Now we are waiting for the authorities. Sometimes that takes long. In Bali 9 years ago we coud do all authorities in one day. If we do it that fast this time, that is written in the stars. But we patiently wait. We won’t die of starvation, plenty of rice.

Peter always says that you have not arrived in a country if you are not cleared in and stamped completely. Often this costs a day. One could do it in an hour, if things would have been organised with a bit of sense. But no government does. If they make procedures, they only put more requirements into it, so it only gets more complicated. That complicated that you never know what new requirement they are up to. Indonesia is one of these countries. Perhaps not as bad as New Zealand or Australia, but on the issue of bad organizing they are the extreme. They tried to solve it by making the hiring of a Clear In Agent mandatory. This only covers the quality of the organization. With an agent, it makes it even more complex.  And expensive, because he counts $250, which is a lot of money down the drain.

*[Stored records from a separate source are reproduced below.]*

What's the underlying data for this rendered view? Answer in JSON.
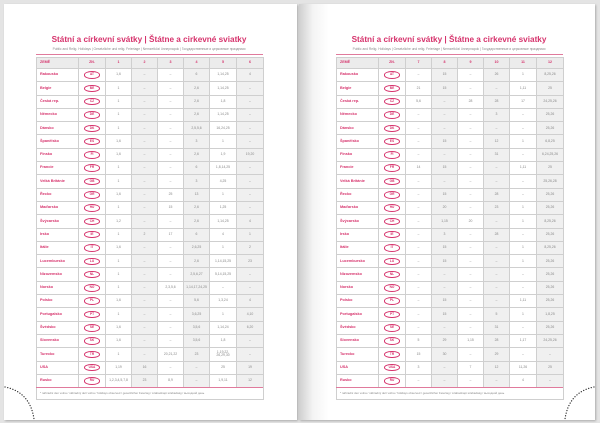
{
  "title": "Státní a církevní svátky | Štátne a cirkevné sviatky",
  "subtitle": "Public and Relig. Holidays | Gesetzliche und relig. Feiertage | Nemzetközi ünnepnapok | Государственные и церковные праздники",
  "footnote": "* náhradní den volna / náhradný deň voľna / holidays observed / gesetzlicher Feiertag / szabadnapi szabadság / выходной день",
  "accent_color": "#d6336c",
  "headers": {
    "country": "ZEMĚ",
    "code": "ZN."
  },
  "left_months": [
    "1",
    "2",
    "3",
    "4",
    "5",
    "6"
  ],
  "right_months": [
    "7",
    "8",
    "9",
    "10",
    "11",
    "12"
  ],
  "countries": [
    {
      "name": "Rakousko",
      "code": "AT",
      "left": [
        "1,6",
        "–",
        "–",
        "6",
        "1,14,25",
        "4"
      ],
      "right": [
        "–",
        "15",
        "–",
        "26",
        "1",
        "8,25,26"
      ]
    },
    {
      "name": "Belgie",
      "code": "BE",
      "left": [
        "1",
        "–",
        "–",
        "2,6",
        "1,14,25",
        "–"
      ],
      "right": [
        "21",
        "15",
        "–",
        "–",
        "1,11",
        "25"
      ]
    },
    {
      "name": "Česká rep.",
      "code": "CZ",
      "left": [
        "1",
        "–",
        "–",
        "2,6",
        "1,8",
        "–"
      ],
      "right": [
        "5,6",
        "–",
        "28",
        "28",
        "17",
        "24,25,26"
      ]
    },
    {
      "name": "Německo",
      "code": "DE",
      "left": [
        "1",
        "–",
        "–",
        "2,6",
        "1,14,25",
        "–"
      ],
      "right": [
        "–",
        "–",
        "–",
        "3",
        "–",
        "25,26"
      ]
    },
    {
      "name": "Dánsko",
      "code": "DK",
      "left": [
        "1",
        "–",
        "–",
        "2,5,5,6",
        "16,24,25",
        "–"
      ],
      "right": [
        "–",
        "–",
        "–",
        "–",
        "–",
        "25,26"
      ]
    },
    {
      "name": "Španělsko",
      "code": "ES",
      "left": [
        "1,6",
        "–",
        "–",
        "3",
        "1",
        "–"
      ],
      "right": [
        "–",
        "15",
        "–",
        "12",
        "1",
        "6,8,25"
      ]
    },
    {
      "name": "Finsko",
      "code": "FI",
      "left": [
        "1,6",
        "–",
        "–",
        "2,6",
        "1,9",
        "19,20"
      ],
      "right": [
        "–",
        "–",
        "–",
        "31",
        "–",
        "6,24,25,26"
      ]
    },
    {
      "name": "Francie",
      "code": "FR",
      "left": [
        "1",
        "–",
        "–",
        "6",
        "1,8,14,25",
        "–"
      ],
      "right": [
        "14",
        "15",
        "–",
        "–",
        "1,11",
        "25"
      ]
    },
    {
      "name": "Velká Británie",
      "code": "GB",
      "left": [
        "1",
        "–",
        "–",
        "3",
        "4,25",
        "–"
      ],
      "right": [
        "–",
        "–",
        "–",
        "–",
        "–",
        "25,26,28"
      ]
    },
    {
      "name": "Řecko",
      "code": "GR",
      "left": [
        "1,6",
        "–",
        "25",
        "13",
        "1",
        "–"
      ],
      "right": [
        "–",
        "15",
        "–",
        "28",
        "–",
        "25,26"
      ]
    },
    {
      "name": "Maďarsko",
      "code": "HU",
      "left": [
        "1",
        "–",
        "15",
        "2,6",
        "1,25",
        "–"
      ],
      "right": [
        "–",
        "20",
        "–",
        "23",
        "1",
        "25,26"
      ]
    },
    {
      "name": "Švýcarsko",
      "code": "CH",
      "left": [
        "1,2",
        "–",
        "–",
        "2,6",
        "1,14,25",
        "4"
      ],
      "right": [
        "–",
        "1,15",
        "20",
        "–",
        "1",
        "8,25,26"
      ]
    },
    {
      "name": "Irsko",
      "code": "IE",
      "left": [
        "1",
        "2",
        "17",
        "6",
        "4",
        "1"
      ],
      "right": [
        "–",
        "3",
        "–",
        "28",
        "–",
        "25,26"
      ]
    },
    {
      "name": "Itálie",
      "code": "IT",
      "left": [
        "1,6",
        "–",
        "–",
        "2,6,25",
        "1",
        "2"
      ],
      "right": [
        "–",
        "15",
        "–",
        "–",
        "1",
        "8,25,26"
      ]
    },
    {
      "name": "Lucembursko",
      "code": "LU",
      "left": [
        "1",
        "–",
        "–",
        "2,6",
        "1,14,15,25",
        "23"
      ],
      "right": [
        "–",
        "15",
        "–",
        "–",
        "1",
        "25,26"
      ]
    },
    {
      "name": "Nizozemsko",
      "code": "NL",
      "left": [
        "1",
        "–",
        "–",
        "2,5,6,27",
        "5,14,15,25",
        "–"
      ],
      "right": [
        "–",
        "–",
        "–",
        "–",
        "–",
        "25,26"
      ]
    },
    {
      "name": "Norsko",
      "code": "NO",
      "left": [
        "1",
        "–",
        "2,3,5,6",
        "1,14,17,24,25",
        "–",
        "–"
      ],
      "right": [
        "–",
        "–",
        "–",
        "–",
        "–",
        "25,26"
      ]
    },
    {
      "name": "Polsko",
      "code": "PL",
      "left": [
        "1,6",
        "–",
        "–",
        "5,6",
        "1,3,24",
        "4"
      ],
      "right": [
        "–",
        "15",
        "–",
        "–",
        "1,11",
        "25,26"
      ]
    },
    {
      "name": "Portugalsko",
      "code": "PT",
      "left": [
        "1",
        "–",
        "–",
        "3,6,25",
        "1",
        "4,10"
      ],
      "right": [
        "–",
        "15",
        "–",
        "5",
        "1",
        "1,8,25"
      ]
    },
    {
      "name": "Švédsko",
      "code": "SE",
      "left": [
        "1,6",
        "–",
        "–",
        "3,5,6",
        "1,14,24",
        "6,20"
      ],
      "right": [
        "–",
        "–",
        "–",
        "31",
        "–",
        "25,26"
      ]
    },
    {
      "name": "Slovensko",
      "code": "SK",
      "left": [
        "1,6",
        "–",
        "–",
        "3,5,6",
        "1,8",
        "–"
      ],
      "right": [
        "5",
        "29",
        "1,15",
        "28",
        "1,17",
        "24,25,26"
      ]
    },
    {
      "name": "Turecko",
      "code": "TR",
      "left": [
        "1",
        "–",
        "20,21,22",
        "23",
        "1,19,22, 26,29,30",
        "–"
      ],
      "right": [
        "15",
        "30",
        "–",
        "29",
        "–",
        "–"
      ]
    },
    {
      "name": "USA",
      "code": "USA",
      "left": [
        "1,19",
        "16",
        "–",
        "–",
        "25",
        "19"
      ],
      "right": [
        "3",
        "–",
        "7",
        "12",
        "11,26",
        "25"
      ]
    },
    {
      "name": "Rusko",
      "code": "RU",
      "left": [
        "1,2,3,4,5,7,8",
        "23",
        "8,9",
        "–",
        "1,9,11",
        "12"
      ],
      "right": [
        "–",
        "–",
        "–",
        "–",
        "4",
        "–"
      ]
    }
  ]
}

In our case, the first group of authorities came on board the second day after we anchored. It was Health. They had big forms to fill in, and they even wanted to know the motor numbers of our electric motors. For what? How healthy is that? It took Peter some hours to find these numbers.

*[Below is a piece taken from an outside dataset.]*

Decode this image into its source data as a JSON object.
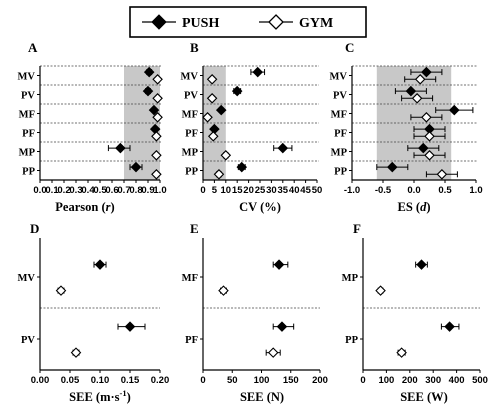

The  Customs also came on board. We gave them coffee. Two weeks earlier we did already send them the complete digital list of medicine on board, but they didnot know that, it was another department perhaps, so they were happy to see our printed lists, and they made pictures of that with their mobile phones. Which you can also call ‘digitalized’.

Immigration was the easiest. Our agent took our passports, gave them the Crewlist, and Immigration stamped our passports before they even have seen us.

For the Customs we later had to go to the Customs office. That is about a 1 1/2 hour drive, and the Customs said simply: “to give you the Clear In  document”.

So we suggested that  they would give that document with the approval on board? The response was a big silence.

The Health Department took longer. There were these motor numbers not yet filled in, and a blank spot on a form is about the biggest failt one can make, no matter the sense of the numbers. Our agent could sweettalk them into the final stamps.

The Port Captain will give you a Cruising Permit on the condition that all other papers are ready. But the Port Captain was late today. After all, we arrived Wednesday night and now, Saturday morning, we are through the authorities.

Now we really can say: we are in Indonesia!